Table of contents
- What does a good coaching session look like?
- What role does speech analytics play in call center training?
- Always provide specific examples during training sessions
- Use sentiment analysis for “temperature checks”
- Tailor each coaching session to agent skill level and development needs
- Automated scorecards foster objectivity
- Set goals incremental, achievable goals
Every agent has the potential to be your best contact center agent. As a manager and coach, it’s your job to bring out the greatest potential in your agents. But, coaching your agents isn’t always easy.
A successful coaching session starts with knowledge. Data collected from calls gives you the power to create an objective and personal coaching session. This one-on-one guidance helps you mold agents to be the best they can be.
Tools that drill down into details of each call help you effectively coach and improve the performance of your agents.
So, just how can you coach your best contact center agents?
What does a good coaching session look like?
A good coaching session builds trust and helps your agents develop skills. You can create a learning environment that does just that by tying performance back to data.
To build trust you can:
- Use constructive language
- Make it personal
Making sure your agents develop new skills you can:
- Provide specific examples
- Role play
- Coach in real time
- Point out positives as well as negatives
Creating a learning environment that is objective and the lessons pointed might seem like a fine line to walk. The good news is that speech analytics can help your coaching efforts in almost every scenario.
What role does speech analytics play in call center training?
Speech analytics help you develop a better understanding of the processes in your contact center. Thanks to advances in the field it has the ability to drill down deeper into conversations. Better conversation transcription, sentiment analysis, real-time analysis, and collaboration with artificial intelligence (AI) make it an indispensable tool.
Speech analytics gives you the ability to provide objective, personalized, and productive training sessions.
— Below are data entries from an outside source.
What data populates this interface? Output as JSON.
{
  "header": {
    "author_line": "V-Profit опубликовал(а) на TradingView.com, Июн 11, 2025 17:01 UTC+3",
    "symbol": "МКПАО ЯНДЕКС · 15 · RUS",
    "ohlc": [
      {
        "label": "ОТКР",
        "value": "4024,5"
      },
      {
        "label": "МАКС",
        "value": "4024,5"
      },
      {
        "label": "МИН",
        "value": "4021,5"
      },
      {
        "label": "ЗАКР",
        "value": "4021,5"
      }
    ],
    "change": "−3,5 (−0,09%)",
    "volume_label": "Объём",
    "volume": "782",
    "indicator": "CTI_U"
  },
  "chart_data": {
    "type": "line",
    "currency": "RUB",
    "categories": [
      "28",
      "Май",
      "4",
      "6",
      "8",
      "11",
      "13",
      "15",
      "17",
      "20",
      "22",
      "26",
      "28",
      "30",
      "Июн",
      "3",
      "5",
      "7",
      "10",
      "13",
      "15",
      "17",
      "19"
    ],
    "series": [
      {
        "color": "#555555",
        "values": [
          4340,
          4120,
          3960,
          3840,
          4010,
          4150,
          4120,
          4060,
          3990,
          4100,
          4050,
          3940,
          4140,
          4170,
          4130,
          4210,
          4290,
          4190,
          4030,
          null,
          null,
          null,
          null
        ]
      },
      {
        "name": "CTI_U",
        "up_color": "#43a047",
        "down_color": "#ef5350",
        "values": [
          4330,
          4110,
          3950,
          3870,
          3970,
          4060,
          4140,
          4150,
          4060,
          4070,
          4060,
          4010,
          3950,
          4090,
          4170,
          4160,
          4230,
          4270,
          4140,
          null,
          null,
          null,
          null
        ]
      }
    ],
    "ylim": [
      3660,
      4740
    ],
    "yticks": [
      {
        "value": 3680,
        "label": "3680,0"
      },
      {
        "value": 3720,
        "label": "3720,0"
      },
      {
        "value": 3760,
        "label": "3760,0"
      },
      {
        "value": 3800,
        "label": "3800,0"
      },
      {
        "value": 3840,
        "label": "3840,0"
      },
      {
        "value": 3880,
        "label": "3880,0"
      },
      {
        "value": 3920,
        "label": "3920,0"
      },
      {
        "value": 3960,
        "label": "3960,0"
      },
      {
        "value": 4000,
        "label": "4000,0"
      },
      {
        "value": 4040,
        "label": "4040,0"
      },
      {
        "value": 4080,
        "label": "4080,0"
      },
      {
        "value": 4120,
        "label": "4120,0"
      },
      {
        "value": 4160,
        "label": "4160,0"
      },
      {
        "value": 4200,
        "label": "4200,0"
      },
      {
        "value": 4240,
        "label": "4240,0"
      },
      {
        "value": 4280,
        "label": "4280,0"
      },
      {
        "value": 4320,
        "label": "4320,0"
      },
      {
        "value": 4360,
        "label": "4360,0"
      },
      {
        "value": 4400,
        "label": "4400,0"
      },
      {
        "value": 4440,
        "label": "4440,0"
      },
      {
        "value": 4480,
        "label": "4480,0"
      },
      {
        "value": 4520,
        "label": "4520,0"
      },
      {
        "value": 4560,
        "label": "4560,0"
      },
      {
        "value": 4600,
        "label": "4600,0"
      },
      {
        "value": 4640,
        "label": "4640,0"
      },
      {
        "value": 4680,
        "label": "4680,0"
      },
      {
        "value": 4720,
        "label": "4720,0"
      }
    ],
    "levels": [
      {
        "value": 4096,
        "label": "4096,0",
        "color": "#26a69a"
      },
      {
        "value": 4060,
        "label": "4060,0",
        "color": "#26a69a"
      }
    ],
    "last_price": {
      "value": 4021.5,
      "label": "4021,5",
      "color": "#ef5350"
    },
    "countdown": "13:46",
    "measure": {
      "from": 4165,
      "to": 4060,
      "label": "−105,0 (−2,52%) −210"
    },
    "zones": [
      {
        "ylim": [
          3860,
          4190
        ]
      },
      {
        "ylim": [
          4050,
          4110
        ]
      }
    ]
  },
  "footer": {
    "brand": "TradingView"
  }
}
It’s the perfect tool to coach your best contact center agents.
Always provide specific examples during training sessions
Specific examples solidify your feedback and make for a more objective training session. Being able to point to specific instances of what needs improvement will help you make your coaching clear and personal.
Speech analytics allows you to pull from practically any conversation your agents have had with your customers. In your lessons you can utilize:
- Conversations specific to the agent you are coaching
- Conversations that demonstrate the skill you are teaching
- Conversations that demonstrate what not to do.
It is important to remember that reinforcing positive behaviors can be just as effective as dissuading negative ones.
Use sentiment analysis for “temperature checks”
Emotional intelligence is a soft skill most effectively acquired through practice. With the help of AI, speech analytics can perform sentiment analysis on each conversation.
Your coaching sessions get a boost when you can highlight points in the conversation that are examples of how to practice:
- Active listening
Practicing soft skills is easier than ever with real-time coaching. You can use speech analytics to assess sentiment and coach your agents as each call happens. Screen pops can prompt your agents to:
- pause and repeat your customers’ questions (active listening)
- acknowledge your customers’ situation (empathy)
- find meaning in their words (context)
Speech analytics can also add a realistic element to role-playing. Using actual conversations as the basis for these exercises, your agents can practice empathy. Acting on the other end of the conversation they gain perspective into what your customers experience. It can also help them in determining context in future conversations.
Tailor each coaching session to agent skill level and development needs
Coaching your agents is by no means one size fits all. If your coaching approach is the same for each agent, you might end up working on skills they already have. Worse, you could miss opportunities to teach skills they lack.
Speech analytics allow you to tease out the nitty-gritty details of skills that need improvement. Training sessions can address each of their personal shortcomings. Agents that are made to sit through training sessions that teach them skills they have already mastered lose interest and stagnate. Personalized coaching sessions keep your agents focused and eager to make improvements to their performances.
Automated scorecards foster objectivity
Automated scorecards are another tool that helps you conduct an objective and successful coaching session. With the help of AI-enhanced speech analytics, you can pick out key phrases, words, and other indicators of performance. Agents receive scores based on their ability to use targeted language throughout a call.
Scorecards can be tailored to whatever skills agents might be working on. You can track improvement and find out what kind of contextual triggers make it difficult for agents to hit their marks.
Scorecards allow you to assign numbers to agents’ abilities with regard to compliance and quality.
Set goals incremental, achievable goals
It’s important that each coaching session ends with setting goals for the next time you meet. It provides meaning to coaching sessions and indicates you are invested in agents’ development.
If agents are working on high-level skills, determining whether or not agents meet their goals can be difficult.
Speech analytics lets us measure what was once hard to quantify. Sentiment analysis and automated scorecards paint a picture of how your agents progress.
The goals should also come with positive reinforcement. Screen pops can provide encouragement when your agents demonstrate behavior that shows they are working on improving the skills they need.
Continuous learning is essential for growth. Speech analytics gives you the tools you need to keep your agents interested and engaged in the learning process.